His creators call him Joe.
Joe, along with his sickbed and screen, make up "Temporarily Placed", the conceptual artwork of the Scandinavian artist team of Michael Elmgreen and Ingar Dragset that has been in the running for the National Gallery’s Award for Young Art. On Wednesday night, the National Gallery jury and Germany’s Minister of Culture Julian Nida-Rümelin awarded the Scandinavians - and Joe - the award, praising the artists’ subtle and ironic comment on the state of contemporary art today.
"The contemporary art museum is designed as if we are pure spiritual beings," said Michael Elmgreen, who grew up in Denmark but now lives in Berlin. "But we aren’t, we carry with us our bodies, our illnesses, our desires." This sick person and his hospital-like environment are the artists’ critical comment on the sterility of art museums and the often rarified atmosphere in them that can be alienating to the public.
"It’s our way of saying ‘hey, we’re here,’ we’re something more than just intellectual beings," he said. "We make love, sleep and get sick."
The German Turner Prize
This is the second time the National Gallery has held its Young Art competition, modelled after London’s Turner Prize, although this competition doesn’t quite have the Turner’s bad-boy art reputation nor is it as savagely attacked by the tabloid papers. The artists in the running for the Young Art prize are chosen from a long list compiled by hundreds of curators throughout Europe. They are asked to submit names of established contemporary artists they feel are doing exciting work. That long list is then narrowed down to four finalists.
Artists don’t have to be German to make the list, but they do have to be under 40 years old and live at least half of the year in Germany.
In addition to the world-wide attention, this year’s winners will get a cash prize of 25 000 euro ($24,592 ) and the museum will spend another 25 000 euro to buy one of their artworks which will become part of the National Gallery’s permanent collection.
"It’s a way to making sure these artists’ works can be seen years later," said Joachim Jäger, curator at the Hamburger Bahnhof. (photo)
The work’s of the four finalists couldn’t have been more different, and curator Jäger said that was part of what made the whole competition so exciting.
Hamburg-based artist Daniel Richter might have been seen as the most traditional of the four, just because his medium is painting. But his large, flourescent canvases filled with puzzling landscapes and ghostly figures are anything but conventional.

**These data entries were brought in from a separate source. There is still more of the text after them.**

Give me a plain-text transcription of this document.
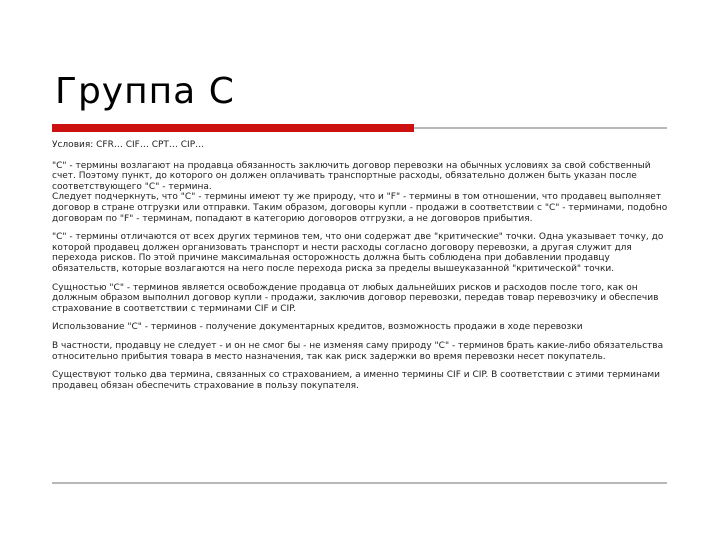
Группа С

Условия: CFR… CIF… CPT… CIP…

"С" - термины возлагают на продавца обязанность заключить договор перевозки на обычных условиях за свой собственный счет. Поэтому пункт, до которого он должен оплачивать транспортные расходы, обязательно должен быть указан после соответствующего "С" - термина.

Следует подчеркнуть, что "С" - термины имеют ту же природу, что и "F" - термины в том отношении, что продавец выполняет договор в стране отгрузки или отправки. Таким образом, договоры купли - продажи в соответствии с "С" - терминами, подобно договорам по "F" - терминам, попадают в категорию договоров отгрузки, а не договоров прибытия.

"С" - термины отличаются от всех других терминов тем, что они содержат две "критические" точки. Одна указывает точку, до которой продавец должен организовать транспорт и нести расходы согласно договору перевозки, а другая служит для перехода рисков. По этой причине максимальная осторожность должна быть соблюдена при добавлении продавцу обязательств, которые возлагаются на него после перехода риска за пределы вышеуказанной "критической" точки.

Сущностью "С" - терминов является освобождение продавца от любых дальнейших рисков и расходов после того, как он должным образом выполнил договор купли - продажи, заключив договор перевозки, передав товар перевозчику и обеспечив страхование в соответствии с терминами CIF и CIP.

Использование "С" - терминов - получение документарных кредитов, возможность продажи в ходе перевозки

В частности, продавцу не следует - и он не смог бы - не изменяя саму природу "С" - терминов брать какие-либо обязательства относительно прибытия товара в место назначения, так как риск задержки во время перевозки несет покупатель.

Существуют только два термина, связанных со страхованием, а именно термины CIF и CIP. В соответствии с этими терминами продавец обязан обеспечить страхование в пользу покупателя.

Tacita Dean, who lives part-time in Berlin, made the process of observation the focus of her work, "The Green Ray". Her two-minute 16-mm film, a sunset filmed off the coast of Madagascar, invites the viewer to experience the split second when a natural atmospheric phenomenon turns the entire scene a vivid green.
"It’s kind of a deconstructivism while you’re watching the film," said curator Jäger. "You’re thinking about yourself in this dark room with an old projector running and what happens to you while you’re watching the film. I had to watch it three times to actually see the green ray."
This reporter never saw it.
The fourth artist, Maria Eichhorn, also focused on deconstructing film, but this time, she took apart a whole cinema, breaking it down to its basic component elements: one row of seats, one row of neon lights, one of row of beverages at a concession stand of sorts. Every day at five sharp, she showed one in a series of 23 short films.
Is Competition Good?
Winner Michael Elmgreen said he had mixed feelings about being invited to compete at first. He says he’d rather see contemporary artist working together instead of competing against one another. But he and his art partner Ingar Dragset decided to enter anyway.
"It must be our masochistic side that put us in this competitive situation," he said. "It’s kind of stupid because it puts professional artists in competitive situations, but on the other hand, it drags in a big, broad audience to get some more knowledge about contemporary art."
At the same time, it has earned him and Dragset 50 000 euro - not a bad take for surrendering to one’s masochistic side.